Supporting a child who is stressed involves creating a nurturing environment and offering tools to help them manage stress effectively. You can support change in a variety of ways, but the approach will likely vary depending on your child’s age.

Emotional support

  • Stay calm: Approach the situation calmly and without judgment. Avoid getting frustrated or angry, as this could make your child feel ashamed or embarrassed.
  • Talk with your child: Have an open and honest conversation with your child about their hair pulling. Encourage them to share their feelings and any triggers that might be causing this behavior.
  • Engage in active listening: Pay attention to your child without judgment. Validate their feelings and let them know you’re there to support them.

Immediate changes

  • Identify triggers: Help your child recognize triggers that prompt hair pulling, such as stress, anxiety, or boredom. Once you’ve identified the possible triggers, work on finding alternative coping mechanisms or distractions.
  • Use barriers or distractions: Consider using gloves, hats, or fidget toys to create physical barriers or distractions that discourage hair pulling.
  • Limit stressors: Identify and minimize stressors when possible. For instance, if certain activities or situations consistently cause your child stress, find alternatives or ways to relieve the pressure.
  • Encourage positive reinforcement: Praise your child when they resist the urge to pull their hair. Positive reinforcement can be a powerful motivator for behavior change.

Long-term interventions

  • Teach stress-management techniques: Practicing relaxation techniques such as deep breathing, mindfulness, and visualization can help your child calm their mind during stressful moments.
  • Establish routine and predictability: Maintain a consistent routine at home. Predictability and structure can provide a sense of security, especially during stressful times.
  • Encourage hobbies and creativity: Engage your child in hobbies or activities they enjoy. Drawing, writing, music, or any other creative outlet can help relieve stress.
  • Monitor progress: Keep track of your child’s progress and setbacks. Celebrate small victories and remain patient, as overcoming trichotillomania can be gradual.

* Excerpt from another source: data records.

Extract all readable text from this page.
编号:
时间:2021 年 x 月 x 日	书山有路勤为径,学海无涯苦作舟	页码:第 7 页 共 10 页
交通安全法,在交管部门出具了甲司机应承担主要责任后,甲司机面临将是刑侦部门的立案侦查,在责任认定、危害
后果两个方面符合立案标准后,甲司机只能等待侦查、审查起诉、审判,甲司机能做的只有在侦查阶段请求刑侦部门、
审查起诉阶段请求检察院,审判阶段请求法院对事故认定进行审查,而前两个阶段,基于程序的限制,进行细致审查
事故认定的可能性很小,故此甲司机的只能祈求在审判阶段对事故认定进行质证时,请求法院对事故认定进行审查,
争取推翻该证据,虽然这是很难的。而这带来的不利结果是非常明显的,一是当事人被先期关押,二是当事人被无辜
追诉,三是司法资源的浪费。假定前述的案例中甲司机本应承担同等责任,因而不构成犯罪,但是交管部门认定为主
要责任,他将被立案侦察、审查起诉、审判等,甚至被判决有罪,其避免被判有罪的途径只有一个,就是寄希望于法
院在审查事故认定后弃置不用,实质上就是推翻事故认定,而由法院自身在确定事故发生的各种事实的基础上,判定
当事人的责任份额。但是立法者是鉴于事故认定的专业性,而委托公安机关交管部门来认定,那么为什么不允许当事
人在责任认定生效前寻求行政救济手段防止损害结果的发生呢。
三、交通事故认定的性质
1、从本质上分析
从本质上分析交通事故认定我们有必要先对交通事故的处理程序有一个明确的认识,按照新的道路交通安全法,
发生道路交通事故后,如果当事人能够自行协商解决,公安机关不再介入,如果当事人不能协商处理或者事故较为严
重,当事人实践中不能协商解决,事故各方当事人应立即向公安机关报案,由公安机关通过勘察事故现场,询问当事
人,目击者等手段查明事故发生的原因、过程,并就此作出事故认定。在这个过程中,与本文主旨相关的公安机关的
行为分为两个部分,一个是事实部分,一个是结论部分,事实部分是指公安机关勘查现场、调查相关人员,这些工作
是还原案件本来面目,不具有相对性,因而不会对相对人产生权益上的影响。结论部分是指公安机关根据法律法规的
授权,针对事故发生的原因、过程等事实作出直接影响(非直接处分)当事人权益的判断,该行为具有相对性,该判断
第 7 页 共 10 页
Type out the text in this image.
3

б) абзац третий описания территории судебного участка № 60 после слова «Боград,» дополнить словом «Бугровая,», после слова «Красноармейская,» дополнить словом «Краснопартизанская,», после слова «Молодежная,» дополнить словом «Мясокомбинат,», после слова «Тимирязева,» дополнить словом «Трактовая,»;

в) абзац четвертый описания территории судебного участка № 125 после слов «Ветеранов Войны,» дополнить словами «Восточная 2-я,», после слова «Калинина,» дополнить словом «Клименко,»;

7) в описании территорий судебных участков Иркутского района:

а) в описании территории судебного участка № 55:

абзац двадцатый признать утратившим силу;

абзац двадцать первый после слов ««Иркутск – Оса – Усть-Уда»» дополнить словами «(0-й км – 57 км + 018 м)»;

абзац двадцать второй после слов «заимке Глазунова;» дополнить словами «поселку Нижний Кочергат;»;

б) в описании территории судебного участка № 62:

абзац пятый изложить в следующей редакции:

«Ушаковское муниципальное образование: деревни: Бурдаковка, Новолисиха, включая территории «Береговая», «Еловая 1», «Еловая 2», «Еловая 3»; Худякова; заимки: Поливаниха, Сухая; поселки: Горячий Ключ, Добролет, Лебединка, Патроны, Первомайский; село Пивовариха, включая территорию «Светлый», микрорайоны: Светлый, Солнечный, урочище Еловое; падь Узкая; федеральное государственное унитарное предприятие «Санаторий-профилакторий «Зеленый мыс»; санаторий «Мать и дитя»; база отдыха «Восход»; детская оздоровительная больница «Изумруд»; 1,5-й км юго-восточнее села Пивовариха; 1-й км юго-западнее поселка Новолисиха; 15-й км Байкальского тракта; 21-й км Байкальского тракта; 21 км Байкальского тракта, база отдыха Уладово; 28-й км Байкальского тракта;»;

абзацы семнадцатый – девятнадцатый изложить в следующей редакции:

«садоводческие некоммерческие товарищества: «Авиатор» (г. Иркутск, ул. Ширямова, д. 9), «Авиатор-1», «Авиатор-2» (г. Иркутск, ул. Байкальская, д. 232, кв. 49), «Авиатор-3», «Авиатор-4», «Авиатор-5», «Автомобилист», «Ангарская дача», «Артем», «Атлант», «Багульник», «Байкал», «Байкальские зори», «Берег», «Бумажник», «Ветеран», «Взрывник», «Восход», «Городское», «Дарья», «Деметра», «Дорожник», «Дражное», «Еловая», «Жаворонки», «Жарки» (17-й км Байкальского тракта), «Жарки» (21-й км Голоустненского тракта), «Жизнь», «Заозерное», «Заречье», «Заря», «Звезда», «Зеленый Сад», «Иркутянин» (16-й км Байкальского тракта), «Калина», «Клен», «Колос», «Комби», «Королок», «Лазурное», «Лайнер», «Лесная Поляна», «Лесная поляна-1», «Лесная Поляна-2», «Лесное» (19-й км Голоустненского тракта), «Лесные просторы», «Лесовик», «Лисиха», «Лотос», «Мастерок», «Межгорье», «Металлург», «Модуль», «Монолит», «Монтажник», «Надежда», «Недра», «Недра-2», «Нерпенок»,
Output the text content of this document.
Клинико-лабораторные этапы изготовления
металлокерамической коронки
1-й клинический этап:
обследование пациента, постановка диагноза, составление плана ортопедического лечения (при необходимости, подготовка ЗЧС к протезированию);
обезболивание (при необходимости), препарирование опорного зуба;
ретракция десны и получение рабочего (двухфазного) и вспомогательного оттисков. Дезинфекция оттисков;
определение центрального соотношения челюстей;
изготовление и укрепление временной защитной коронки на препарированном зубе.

Early intervention and a personalized treatment approach, accounting for your child’s needs and any co-occurring conditions, can greatly enhance the management of trichotillomania.

Treatment for trichotillomania in children typically involves a combination of approaches:

  • Behavioral therapy: Cognitive behavioral therapy and habit reversal training are often used for trichotillomania. These therapies can help your child identify triggers for hair pulling and teach alternative behaviors to replace the urge.
  • Supportive counseling: Individual or family counseling can help your child understand and manage emotions related to hair pulling.
  • Medication: In some cases, doctors might prescribe medications such as SSRIs to help manage comorbid symptoms, particularly if your child has an underlying anxiety or mood disorder.

Childhood trichotillomania requires patience and understanding. With early intervention, tailored therapies, and a supportive environment, many children learn to manage and overcome this condition.

If your child is pulling out their hair and causing hair loss, you can help them manage and overcome this behavior by approaching the situation calmly, seeking professional guidance, and creating a supportive environment.